The model coefficients are estimated contrasts based on how the data frame generates contrasts in the factor levels for density. Take a look at this:
fit <- glm(events ~ as.factor(density), df, family = poisson)
model.matrix(fit)
To see how these contrasts are estimated, store the GLM as an object in the workspace. The intercept in this case is now the average log rate when density
is equal to 1 (which is the log of 1, i.e. close to 0). Each of the parameters, such as the first, which is labeled as.factor(density)2
is the log relative rate comparing events when density is equal to 2 versus density equal to 1.
Each of these model parameters has a known limiting asymptotic distribution due to the central limit theorem. The theory on this is well understood, but a bit advanced. Consult McCullagh & Nelder, "Generalized Linear Models" for a statement of the result. Basically, as with linear regression, the natural parameters in the generalized linear models converge to a normal distribution under replications of the study. Thus, we can calculate the limiting distribution under the null hypothesis and calculate the probability of observing model coefficients as inconsistent or more inconsistent than what was experimentally obtained. This is very similar to the usual interpretation of a $p$-value as obtained from OLS model parameters, or simple Pearson tests of contingency tables, or the t-test.
Note that, had you removed the as.factor
coding of density
, you would have estimated an averaged log relative rate comparing values of density
differing by 1 unit, and the intercept would have been the interpolated to be the log event rate when density=0
, which may or may not be a useless quantity.

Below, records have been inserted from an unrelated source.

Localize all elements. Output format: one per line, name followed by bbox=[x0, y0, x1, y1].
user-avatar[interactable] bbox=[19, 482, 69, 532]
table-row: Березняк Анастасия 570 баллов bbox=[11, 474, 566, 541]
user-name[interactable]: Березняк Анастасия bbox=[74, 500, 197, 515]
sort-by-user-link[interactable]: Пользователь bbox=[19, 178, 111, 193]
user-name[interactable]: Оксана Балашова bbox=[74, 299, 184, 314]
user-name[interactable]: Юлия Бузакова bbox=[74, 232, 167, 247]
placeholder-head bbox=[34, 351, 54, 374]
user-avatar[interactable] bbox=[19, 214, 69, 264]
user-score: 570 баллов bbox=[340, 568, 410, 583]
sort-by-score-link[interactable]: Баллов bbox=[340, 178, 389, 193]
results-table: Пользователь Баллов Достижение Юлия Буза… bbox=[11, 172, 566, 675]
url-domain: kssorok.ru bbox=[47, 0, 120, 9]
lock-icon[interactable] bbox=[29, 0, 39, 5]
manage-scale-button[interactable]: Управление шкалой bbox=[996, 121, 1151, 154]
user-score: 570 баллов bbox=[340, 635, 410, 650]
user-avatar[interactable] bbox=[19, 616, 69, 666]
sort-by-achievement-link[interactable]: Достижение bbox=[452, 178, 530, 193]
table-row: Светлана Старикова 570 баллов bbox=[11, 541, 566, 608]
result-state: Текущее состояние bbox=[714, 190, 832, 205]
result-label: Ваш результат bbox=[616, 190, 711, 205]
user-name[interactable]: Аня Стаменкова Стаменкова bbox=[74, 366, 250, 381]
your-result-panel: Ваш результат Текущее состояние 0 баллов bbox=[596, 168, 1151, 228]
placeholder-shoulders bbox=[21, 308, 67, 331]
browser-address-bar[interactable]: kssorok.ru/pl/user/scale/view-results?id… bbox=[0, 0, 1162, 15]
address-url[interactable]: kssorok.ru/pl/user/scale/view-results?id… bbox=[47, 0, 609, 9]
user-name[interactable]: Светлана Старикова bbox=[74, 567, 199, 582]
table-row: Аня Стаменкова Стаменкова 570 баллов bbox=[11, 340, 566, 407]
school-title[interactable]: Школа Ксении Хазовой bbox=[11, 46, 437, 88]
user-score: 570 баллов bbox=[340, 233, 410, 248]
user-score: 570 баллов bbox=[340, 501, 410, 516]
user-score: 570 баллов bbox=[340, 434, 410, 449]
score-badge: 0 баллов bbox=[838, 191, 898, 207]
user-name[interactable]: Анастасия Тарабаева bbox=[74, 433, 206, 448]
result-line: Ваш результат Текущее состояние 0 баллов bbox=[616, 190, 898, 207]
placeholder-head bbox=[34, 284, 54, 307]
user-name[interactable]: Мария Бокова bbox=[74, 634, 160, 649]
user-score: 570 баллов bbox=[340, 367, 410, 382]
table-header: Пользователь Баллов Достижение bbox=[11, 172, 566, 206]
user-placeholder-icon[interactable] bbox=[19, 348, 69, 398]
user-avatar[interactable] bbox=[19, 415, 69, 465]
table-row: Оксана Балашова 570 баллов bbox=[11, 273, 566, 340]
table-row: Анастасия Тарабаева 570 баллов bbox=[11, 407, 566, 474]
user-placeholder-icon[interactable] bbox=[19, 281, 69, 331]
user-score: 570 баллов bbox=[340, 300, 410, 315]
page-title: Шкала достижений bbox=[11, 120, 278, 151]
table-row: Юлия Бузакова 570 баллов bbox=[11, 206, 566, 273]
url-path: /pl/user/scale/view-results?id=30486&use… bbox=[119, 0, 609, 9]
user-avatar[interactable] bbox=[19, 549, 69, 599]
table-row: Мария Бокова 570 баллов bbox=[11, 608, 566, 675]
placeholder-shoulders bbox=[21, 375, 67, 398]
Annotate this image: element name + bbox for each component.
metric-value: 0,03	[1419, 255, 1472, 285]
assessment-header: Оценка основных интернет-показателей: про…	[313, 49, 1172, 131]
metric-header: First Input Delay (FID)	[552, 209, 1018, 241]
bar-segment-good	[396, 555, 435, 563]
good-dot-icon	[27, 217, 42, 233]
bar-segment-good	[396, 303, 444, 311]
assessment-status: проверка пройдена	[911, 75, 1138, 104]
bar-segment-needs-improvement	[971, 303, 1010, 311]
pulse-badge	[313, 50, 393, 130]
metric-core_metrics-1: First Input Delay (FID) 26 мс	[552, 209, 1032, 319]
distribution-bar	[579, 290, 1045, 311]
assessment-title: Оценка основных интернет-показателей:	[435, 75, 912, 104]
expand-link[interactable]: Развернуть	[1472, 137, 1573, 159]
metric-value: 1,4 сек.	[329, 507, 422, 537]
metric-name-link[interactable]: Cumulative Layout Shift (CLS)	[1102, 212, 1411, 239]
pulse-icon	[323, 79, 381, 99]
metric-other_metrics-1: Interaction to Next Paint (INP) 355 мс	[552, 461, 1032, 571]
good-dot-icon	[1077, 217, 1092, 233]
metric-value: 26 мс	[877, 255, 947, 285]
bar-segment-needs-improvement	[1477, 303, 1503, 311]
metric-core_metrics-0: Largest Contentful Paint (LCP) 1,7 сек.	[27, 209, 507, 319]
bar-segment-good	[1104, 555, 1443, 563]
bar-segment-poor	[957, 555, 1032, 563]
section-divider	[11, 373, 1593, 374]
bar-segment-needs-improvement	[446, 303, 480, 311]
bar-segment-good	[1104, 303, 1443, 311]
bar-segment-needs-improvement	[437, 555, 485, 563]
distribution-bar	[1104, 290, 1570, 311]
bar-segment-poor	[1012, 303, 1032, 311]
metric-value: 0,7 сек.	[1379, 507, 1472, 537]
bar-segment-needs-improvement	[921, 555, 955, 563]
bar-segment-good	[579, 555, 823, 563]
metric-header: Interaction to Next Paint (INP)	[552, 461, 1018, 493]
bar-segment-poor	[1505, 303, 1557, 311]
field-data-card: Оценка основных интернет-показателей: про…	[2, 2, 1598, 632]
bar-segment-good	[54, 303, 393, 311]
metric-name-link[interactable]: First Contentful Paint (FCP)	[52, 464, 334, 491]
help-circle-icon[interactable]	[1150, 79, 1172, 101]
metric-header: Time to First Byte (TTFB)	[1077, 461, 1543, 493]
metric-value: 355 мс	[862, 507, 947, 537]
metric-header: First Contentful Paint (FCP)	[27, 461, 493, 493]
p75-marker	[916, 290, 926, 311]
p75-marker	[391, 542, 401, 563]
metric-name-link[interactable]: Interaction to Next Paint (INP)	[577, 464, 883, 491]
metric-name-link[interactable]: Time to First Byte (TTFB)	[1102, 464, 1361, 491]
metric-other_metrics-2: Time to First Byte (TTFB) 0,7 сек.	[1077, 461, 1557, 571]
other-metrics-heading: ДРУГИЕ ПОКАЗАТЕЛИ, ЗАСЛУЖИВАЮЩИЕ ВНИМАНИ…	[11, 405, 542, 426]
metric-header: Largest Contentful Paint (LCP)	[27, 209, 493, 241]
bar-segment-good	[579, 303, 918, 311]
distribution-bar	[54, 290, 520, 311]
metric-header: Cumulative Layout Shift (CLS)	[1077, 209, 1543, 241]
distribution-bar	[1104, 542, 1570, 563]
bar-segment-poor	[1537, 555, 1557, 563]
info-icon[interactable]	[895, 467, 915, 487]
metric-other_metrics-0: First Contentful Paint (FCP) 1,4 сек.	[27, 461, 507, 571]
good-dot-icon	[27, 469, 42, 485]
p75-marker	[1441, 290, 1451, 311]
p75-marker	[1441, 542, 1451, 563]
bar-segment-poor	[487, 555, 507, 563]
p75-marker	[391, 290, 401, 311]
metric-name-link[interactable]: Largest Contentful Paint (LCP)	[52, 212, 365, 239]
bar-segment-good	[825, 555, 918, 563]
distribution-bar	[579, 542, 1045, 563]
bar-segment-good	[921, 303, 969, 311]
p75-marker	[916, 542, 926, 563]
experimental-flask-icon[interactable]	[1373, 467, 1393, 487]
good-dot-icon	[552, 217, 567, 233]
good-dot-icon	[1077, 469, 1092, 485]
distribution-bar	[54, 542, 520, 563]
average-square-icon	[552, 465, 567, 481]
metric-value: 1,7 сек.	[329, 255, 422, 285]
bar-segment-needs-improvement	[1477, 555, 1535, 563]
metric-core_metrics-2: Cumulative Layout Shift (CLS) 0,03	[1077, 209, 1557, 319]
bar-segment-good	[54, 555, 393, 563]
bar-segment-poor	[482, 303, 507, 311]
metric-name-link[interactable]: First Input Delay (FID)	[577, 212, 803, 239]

The log relative rates in the data you generated are not constant, so the model effects would represent an "averaged effect".
For instance:
## the actual relative rates comparing subsequent density values
relRates <- exp(diff(log(1:5))
modelFit <- glm(events ~ density, data=df, family=poisson)
## model based relative rate, weighted by random data
exp(coef(modelFit))[2]
## the approximate average log relative rate, converted to relative rate
exp(mean(log(relRates))